The answer to both of these questions is no. Sure, finding my shade in Sephora was a pretty significant moment, but if anything, it highlighted how deeply the beauty industry has failed people of color. What I actually want is for brands to make all of their products inclusive and hire people of color to design and create their products. Although complexion products get the most attention, any darker skinned person will tell you that many brands release eyeshadow palettes, highlighters, blushes and lip products that are useless for us. I own many eyeshadow palettes with shades that don’t even show up on my skin. I bought face palettes because they were marketed to “everyone,” but it is clear that many makeup brands consider “everyone” to be people who are much paler than me. What makes me even more frustrated is that I’m not particularly dark-skinned, so if I’m being excluded, it’s safe to say that a lot of other people are too.
In the past two years, Sephora and Ulta have begun to prominently feature Black and non-Black POC-owned brands. After the racial justice protests last summer, they gave Black-owned brands their own sections in stores and online. I find it upsetting that it took such drastic action for these companies to give Black-owned brands the same treatment they had been giving brands like Anastasia Beverly Hills and Too Faced for years. I think part of this pressure came from the “Pull Up or Shut Up” campaign, which was started by UOMA Beauty founder Sharon Chuter. “Pull Up or Shut Up” called out companies that released statements supporting the BLM movement while refusing to create products that Black people could even use. Chuter’s goal was to push these companies to publicly disclose how many Black people were on their staff. Among the companies that disclosed their staff data, the results were absolutely abysmal, and sadly, I wasn’t surprised.
While some brands have taken positive actions in response to the backlash, others have doubled down or changed nothing at all.

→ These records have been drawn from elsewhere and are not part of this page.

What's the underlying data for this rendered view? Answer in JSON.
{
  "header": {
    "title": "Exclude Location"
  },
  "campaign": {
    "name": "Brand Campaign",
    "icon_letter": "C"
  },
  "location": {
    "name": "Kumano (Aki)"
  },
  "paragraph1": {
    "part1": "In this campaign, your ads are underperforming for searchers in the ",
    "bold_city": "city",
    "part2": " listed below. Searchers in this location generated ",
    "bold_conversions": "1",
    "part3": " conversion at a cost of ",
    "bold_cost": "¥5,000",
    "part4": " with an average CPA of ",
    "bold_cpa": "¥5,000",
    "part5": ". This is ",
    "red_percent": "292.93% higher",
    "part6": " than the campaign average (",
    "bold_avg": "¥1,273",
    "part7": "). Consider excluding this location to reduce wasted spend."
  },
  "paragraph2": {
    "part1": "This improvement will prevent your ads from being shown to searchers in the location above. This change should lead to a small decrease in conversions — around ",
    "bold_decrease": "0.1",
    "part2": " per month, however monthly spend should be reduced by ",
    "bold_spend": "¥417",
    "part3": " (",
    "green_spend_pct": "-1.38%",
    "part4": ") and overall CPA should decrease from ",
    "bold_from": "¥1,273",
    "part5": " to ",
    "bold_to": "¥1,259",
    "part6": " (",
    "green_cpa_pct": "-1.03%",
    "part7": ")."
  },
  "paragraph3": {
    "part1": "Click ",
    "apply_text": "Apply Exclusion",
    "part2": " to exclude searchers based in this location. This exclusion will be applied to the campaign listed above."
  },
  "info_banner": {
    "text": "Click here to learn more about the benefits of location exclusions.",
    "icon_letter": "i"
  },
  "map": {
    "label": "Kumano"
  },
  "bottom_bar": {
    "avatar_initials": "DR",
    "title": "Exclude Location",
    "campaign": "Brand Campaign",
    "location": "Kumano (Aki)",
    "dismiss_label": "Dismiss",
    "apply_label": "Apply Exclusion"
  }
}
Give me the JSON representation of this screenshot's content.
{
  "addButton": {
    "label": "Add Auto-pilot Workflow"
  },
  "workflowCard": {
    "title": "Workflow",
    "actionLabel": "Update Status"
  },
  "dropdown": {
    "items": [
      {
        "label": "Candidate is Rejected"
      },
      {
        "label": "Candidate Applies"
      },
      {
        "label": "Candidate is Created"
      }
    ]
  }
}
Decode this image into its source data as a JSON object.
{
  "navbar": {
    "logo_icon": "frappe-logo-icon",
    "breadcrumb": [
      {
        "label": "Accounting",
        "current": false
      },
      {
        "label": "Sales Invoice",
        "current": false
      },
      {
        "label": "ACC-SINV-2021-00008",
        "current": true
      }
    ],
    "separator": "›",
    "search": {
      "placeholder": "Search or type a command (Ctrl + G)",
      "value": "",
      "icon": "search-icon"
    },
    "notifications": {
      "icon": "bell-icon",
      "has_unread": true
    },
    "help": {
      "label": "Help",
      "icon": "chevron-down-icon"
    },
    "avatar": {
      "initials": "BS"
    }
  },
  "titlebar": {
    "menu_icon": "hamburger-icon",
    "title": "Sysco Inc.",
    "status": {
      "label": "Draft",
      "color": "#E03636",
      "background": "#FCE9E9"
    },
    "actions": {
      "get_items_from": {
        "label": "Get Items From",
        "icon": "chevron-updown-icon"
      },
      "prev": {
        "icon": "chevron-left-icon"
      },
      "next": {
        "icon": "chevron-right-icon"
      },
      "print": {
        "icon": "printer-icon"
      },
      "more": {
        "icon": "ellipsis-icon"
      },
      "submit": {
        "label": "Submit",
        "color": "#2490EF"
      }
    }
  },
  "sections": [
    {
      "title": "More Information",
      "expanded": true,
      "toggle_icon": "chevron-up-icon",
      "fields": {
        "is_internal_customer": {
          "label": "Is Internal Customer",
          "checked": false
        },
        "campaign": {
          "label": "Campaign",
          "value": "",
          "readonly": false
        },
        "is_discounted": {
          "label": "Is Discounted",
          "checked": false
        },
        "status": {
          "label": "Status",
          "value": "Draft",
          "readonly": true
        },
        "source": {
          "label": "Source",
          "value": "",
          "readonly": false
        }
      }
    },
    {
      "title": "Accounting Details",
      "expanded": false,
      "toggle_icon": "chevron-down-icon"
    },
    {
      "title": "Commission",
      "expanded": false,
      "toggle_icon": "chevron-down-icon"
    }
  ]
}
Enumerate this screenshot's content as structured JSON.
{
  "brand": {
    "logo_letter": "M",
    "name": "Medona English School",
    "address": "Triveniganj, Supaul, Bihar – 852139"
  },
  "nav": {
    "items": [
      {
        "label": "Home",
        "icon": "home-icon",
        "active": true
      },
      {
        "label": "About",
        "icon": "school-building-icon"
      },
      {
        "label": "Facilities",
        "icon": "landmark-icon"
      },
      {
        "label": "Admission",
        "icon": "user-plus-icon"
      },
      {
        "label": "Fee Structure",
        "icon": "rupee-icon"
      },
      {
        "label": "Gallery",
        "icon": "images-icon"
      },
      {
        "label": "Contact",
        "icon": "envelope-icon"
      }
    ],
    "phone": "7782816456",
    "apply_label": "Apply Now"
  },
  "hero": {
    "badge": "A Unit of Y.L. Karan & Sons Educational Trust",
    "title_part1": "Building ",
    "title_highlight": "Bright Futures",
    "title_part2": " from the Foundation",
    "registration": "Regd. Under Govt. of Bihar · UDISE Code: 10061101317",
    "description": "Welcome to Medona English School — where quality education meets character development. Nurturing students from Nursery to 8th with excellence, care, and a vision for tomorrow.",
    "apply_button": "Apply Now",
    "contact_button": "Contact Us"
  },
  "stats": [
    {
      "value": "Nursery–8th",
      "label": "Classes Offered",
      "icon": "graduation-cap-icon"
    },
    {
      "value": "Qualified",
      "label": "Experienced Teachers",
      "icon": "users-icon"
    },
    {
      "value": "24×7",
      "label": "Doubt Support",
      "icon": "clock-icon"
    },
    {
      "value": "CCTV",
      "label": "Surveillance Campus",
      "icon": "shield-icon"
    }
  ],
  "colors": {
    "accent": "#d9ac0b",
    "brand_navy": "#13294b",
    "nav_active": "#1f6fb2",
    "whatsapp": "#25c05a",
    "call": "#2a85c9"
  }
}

There are many brands that continue to release shade ranges that exclude darker skinned people. They make no effort to hire Black models or any models of color to show their products. They manufacture outrage with their terrible shade ranges and lack of diversity, because they know their actions will generate backlash — to them, any publicity is good publicity.
I am not the first person to note the lack of diversity in the beauty industry. In fact, people have been doing so for years, only to witness insufficient change. For about 40 years, the industry pretended people of color didn’t exist. For the next 10, they made the bare minimum effort to include us. Now, in the past few years, they’ve only undertaken a few performative actions to appease us.
So what can we do? As much as I would like to, I don’t own my own makeup brand. However, in the end, makeup companies are still companies. They depend on people buying their products. We know that boycotting brands is effective; boycotts forced many brands to make their products vegan and cruelty-free. It can also force them to diversify their product line and hire people of color. In addition to this, we should make an effort to buy from POC-owned brands that release inclusive products. I would recommend UOMA Beauty, Beauty Bakerie, Juvia’s Place, Meera’s Beauty Co, Fenty Beauty, Pat McGrath, Alamar Cosmetics, Melt Cosmetics, Huda Beauty and Farsali. After all, when mainstream brands have shown time and again that they don’t care about us, why shouldn’t we buy from brands who do?
Makeup is supposed to be fun, and makeup is supposed to be for everyone, regardless of race or gender. Ironically, everyone seems to have realized this except for the makeup brands themselves. They are failing their consumers, and they need to do better.